Images captured inside Long Meadow Grove on Sunday showed glowing embers swirling in the bark of some trees while downed logs and branches smoldered and smoked. Munsey said it was too soon to tell whether any trees had been killed.

Wildfire has also reached some other, more remote groves, including the Peyrone Grove and the Red Hill Grove, she added.

"We don't know that those are destroyed," she said, "but the fire has completely surrounded those two groves."

Further north in Sequoia National Park, the 23,743-acre KNP Complex remains a significant threat with 0% containment, but firefighters have managed to defend many of the trees within the fire's path.

The Complex last week merged from two fires into one as it marched toward the critically dry forest, and crews on Friday could be seen wrapping the base of General Sherman and other sequoias with protective foil in an effort to rebuff flames.

Significant resources were in place to protect the trees, including the "Four Guardsmen" trees which stand at attention at the entrance of the Giant Forest on Generals Highway.

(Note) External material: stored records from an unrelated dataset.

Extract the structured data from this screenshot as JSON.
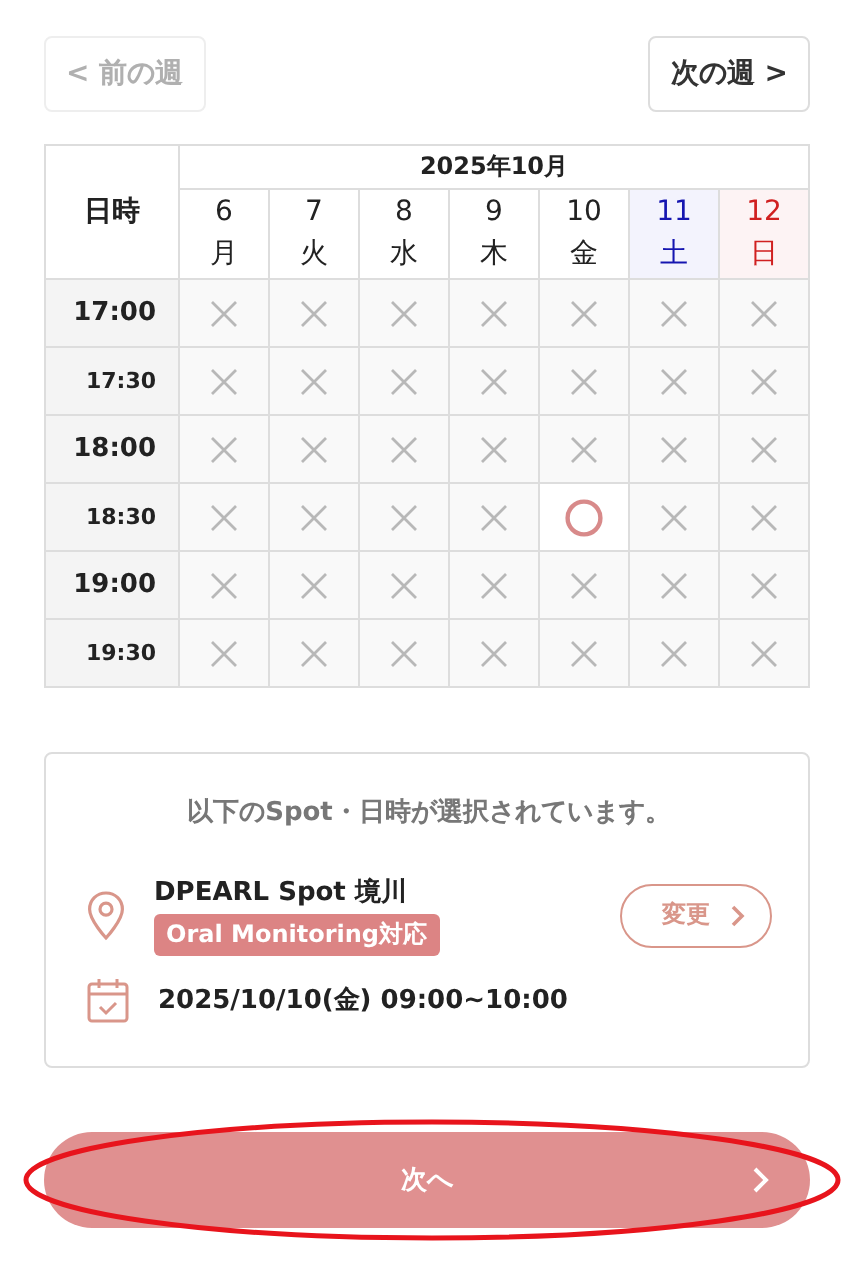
{
  "nav": [
    {
      "label": "< 前の週",
      "disabled": true
    },
    {
      "label": "次の週 >",
      "disabled": false
    }
  ],
  "table": {
    "corner": "日時",
    "month": "2025年10月",
    "days": [
      {
        "date": "6",
        "weekday": "月",
        "kind": "weekday"
      },
      {
        "date": "7",
        "weekday": "火",
        "kind": "weekday"
      },
      {
        "date": "8",
        "weekday": "水",
        "kind": "weekday"
      },
      {
        "date": "9",
        "weekday": "木",
        "kind": "weekday"
      },
      {
        "date": "10",
        "weekday": "金",
        "kind": "weekday"
      },
      {
        "date": "11",
        "weekday": "土",
        "kind": "saturday"
      },
      {
        "date": "12",
        "weekday": "日",
        "kind": "sunday"
      }
    ],
    "rows": [
      {
        "time": "17:00",
        "kind": "hour",
        "available": [
          false,
          false,
          false,
          false,
          false,
          false,
          false
        ]
      },
      {
        "time": "17:30",
        "kind": "half",
        "available": [
          false,
          false,
          false,
          false,
          false,
          false,
          false
        ]
      },
      {
        "time": "18:00",
        "kind": "hour",
        "available": [
          false,
          false,
          false,
          false,
          false,
          false,
          false
        ]
      },
      {
        "time": "18:30",
        "kind": "half",
        "available": [
          false,
          false,
          false,
          false,
          true,
          false,
          false
        ]
      },
      {
        "time": "19:00",
        "kind": "hour",
        "available": [
          false,
          false,
          false,
          false,
          false,
          false,
          false
        ]
      },
      {
        "time": "19:30",
        "kind": "half",
        "available": [
          false,
          false,
          false,
          false,
          false,
          false,
          false
        ]
      }
    ]
  },
  "summary": {
    "heading": "以下のSpot・日時が選択されています。",
    "spot": "DPEARL Spot 境川",
    "tag": "Oral Monitoring対応",
    "change": "変更",
    "datetime": "2025/10/10(金) 09:00~10:00"
  },
  "next": {
    "label": "次へ"
  },
  "annotation": {
    "kind": "ellipse"
  }
}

The forest is of such great cultural value that a specialized task force was assembled to defend it, KNP Complex incident spokeswoman Ana Beatriz Cholo said.

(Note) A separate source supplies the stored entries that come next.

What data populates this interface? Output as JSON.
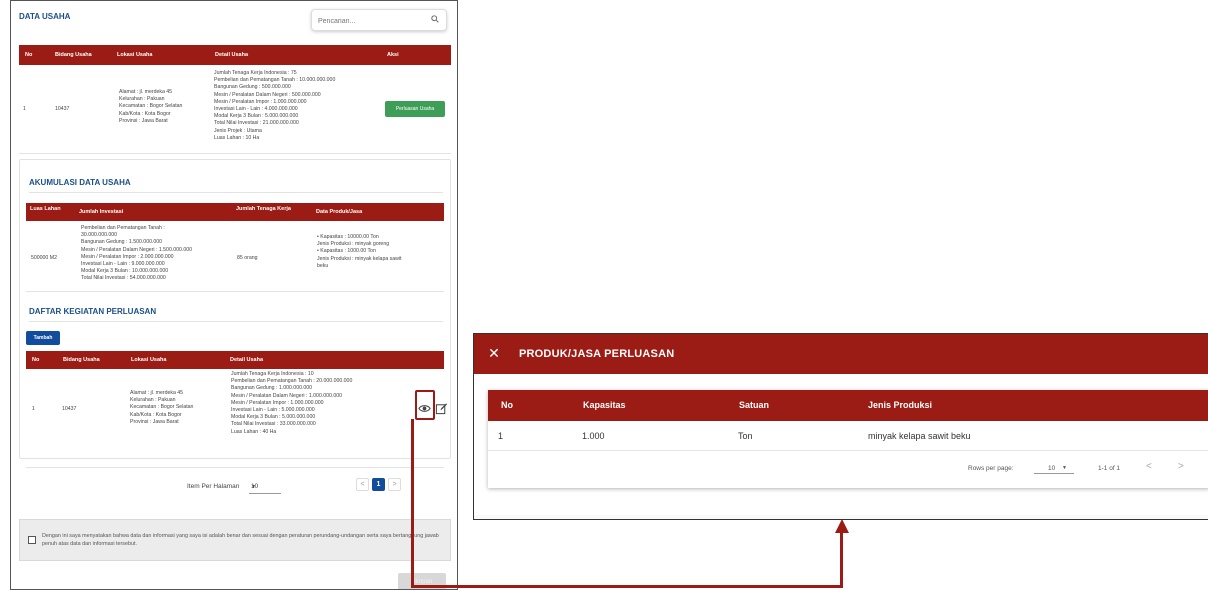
{
  "data_usaha": {
    "title": "DATA USAHA",
    "search_placeholder": "Pencarian...",
    "headers": [
      "No",
      "Bidang Usaha",
      "Lokasi Usaha",
      "Detail Usaha",
      "Aksi"
    ],
    "row": {
      "no": "1",
      "bidang": "10437",
      "lokasi": "Alamat : jl. merdeka 45\nKelurahan : Pakuan\nKecamatan : Bogor Selatan\nKab/Kota : Kota Bogor\nProvinsi : Jawa Barat",
      "detail": "Jumlah Tenaga Kerja Indonesia : 75\nPembelian dan Pematangan Tanah : 10.000.000.000\nBangunan Gedung : 500.000.000\nMesin / Peralatan Dalam Negeri : 500.000.000\nMesin / Peralatan Impor : 1.000.000.000\nInvestasi Lain - Lain : 4.000.000.000\nModal Kerja 3 Bulan : 5.000.000.000\nTotal Nilai Investasi : 21.000.000.000\nJenis Projek : Utama\nLuas Lahan : 10  Ha",
      "action_label": "Perluasan Usaha"
    }
  },
  "akumulasi": {
    "title": "AKUMULASI DATA USAHA",
    "headers": [
      "Luas Lahan",
      "Jumlah Investasi",
      "Jumlah Tenaga Kerja",
      "Data Produk/Jasa"
    ],
    "row": {
      "luas": "500000 M2",
      "investasi": "Pembelian dan Pematangan Tanah :\n30.000.000.000\nBangunan Gedung : 1.500.000.000\nMesin / Peralatan Dalam Negeri : 1.500.000.000\nMesin / Peralatan Impor : 2.000.000.000\nInvestasi Lain - Lain : 9.000.000.000\nModal Kerja 3 Bulan : 10.000.000.000\nTotal Nilai Investasi : 54.000.000.000",
      "tenaga": "85 orang",
      "produk": "•  Kapasitas : 10000.00 Ton\n    Jenis Produksi : minyak goreng\n•  Kapasitas : 1000.00 Ton\n    Jenis Produksi : minyak kelapa sawit\n    beku"
    }
  },
  "kegiatan": {
    "title": "DAFTAR KEGIATAN PERLUASAN",
    "add_label": "Tambah",
    "headers": [
      "No",
      "Bidang Usaha",
      "Lokasi Usaha",
      "Detail Usaha"
    ],
    "row": {
      "no": "1",
      "bidang": "10437",
      "lokasi": "Alamat : jl. merdeka 45\nKelurahan : Pakuan\nKecamatan : Bogor Selatan\nKab/Kota : Kota Bogor\nProvinsi : Jawa Barat",
      "detail": "Jumlah Tenaga Kerja Indonesia : 10\nPembelian dan Pematangan Tanah : 20.000.000.000\nBangunan Gedung : 1.000.000.000\nMesin / Peralatan Dalam Negeri : 1.000.000.000\nMesin / Peralatan Impor : 1.000.000.000\nInvestasi Lain - Lain : 5.000.000.000\nModal Kerja 3 Bulan : 5.000.000.000\nTotal Nilai Investasi : 33.000.000.000\nLuas Lahan : 40  Ha"
    },
    "icons": {
      "view": "eye-icon",
      "edit": "edit-icon"
    }
  },
  "pagination": {
    "label": "Item Per Halaman",
    "per_page": "10",
    "prev": "<",
    "current": "1",
    "next": ">"
  },
  "consent": {
    "text": "Dengan ini saya menyatakan bahwa data dan informasi yang saya isi adalah benar dan sesuai dengan peraturan perundang-undangan serta saya bertanggung jawab penuh atas data dan informasi tersebut."
  },
  "submit_label": "Simpan",
  "modal": {
    "close": "✕",
    "title": "PRODUK/JASA PERLUASAN",
    "headers": [
      "No",
      "Kapasitas",
      "Satuan",
      "Jenis Produksi"
    ],
    "row": {
      "no": "1",
      "kapasitas": "1.000",
      "satuan": "Ton",
      "jenis": "minyak kelapa sawit beku"
    },
    "footer": {
      "rows_label": "Rows per page:",
      "rows_value": "10",
      "range": "1-1 of 1",
      "prev": "<",
      "next": ">"
    }
  },
  "colors": {
    "header": "#9b1c14",
    "primary": "#124c9c",
    "success": "#3e9e58",
    "title": "#1b4f8a"
  }
}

The task force is composed of about 35 National Park Service personnel and firefighters who are specially trained to protect the sequoias. Assisting that task force were air tankers dropping fire retardant in the area and sprinkler systems at the nearby Giant Forest Museum, which have been running nonstop, Cholo said.

KNP Complex operations section chief Jon Wallace said Monday that preemptive work, including prescribed burns and vegetation clearance, helped keep the flames from growing out of control within the popular tourist area.

"Because those fuels are so light in there, because there's been so much active (forest) management in there over the last 40 years, the flame lengths in there are down to less than 3 feet," he said, noting that crews were now focused on mopping up small fires that was caught inside scars on the trees' trunks.

"We really want to protect them for the future," he added.

Yet it's far too soon to breathe a sigh of relief, as crews battling the fires Monday will contend with fire weather conditions, including heat, dryness and strong gusts of wind — all of which can spell trouble.

"Fuels are extremely dry due to the drought conditions," Cholo said, adding that with "drier and warmer weather, there is potential for more active fire behavior."

Not only are critically dry trees receptive to sparks and wind-whipped embers, but they are also prone to snapping and breaking, officials said. There have been multiple reports of falling, burning branches, and Wallace said a decayed tree fell onto a vehicle Sunday night.

Smoke from both the KNP Complex and the Windy fire are also posing a threat to nearby areas. The National Weather Service said smoke from the fires will move into the northern part of the San Joaquin Valley on Monday evening.

Giant sequoias are found only in California, and primarily in the southern Sierra Nevada, but the trees aren't the only ones under siege from the state's worsening wildfires. The Windy fire and KNP Complex spurred additional evacuation warnings in Tulare County on Sunday, sheriff's officials said.

Evacuation orders and warnings remain in place for areas including Three Rivers, Johnsondale, Silver City, Ponderosa and Quaking Aspen. More than 2,000 residential homes in those and other areas remain threatened by the two fires.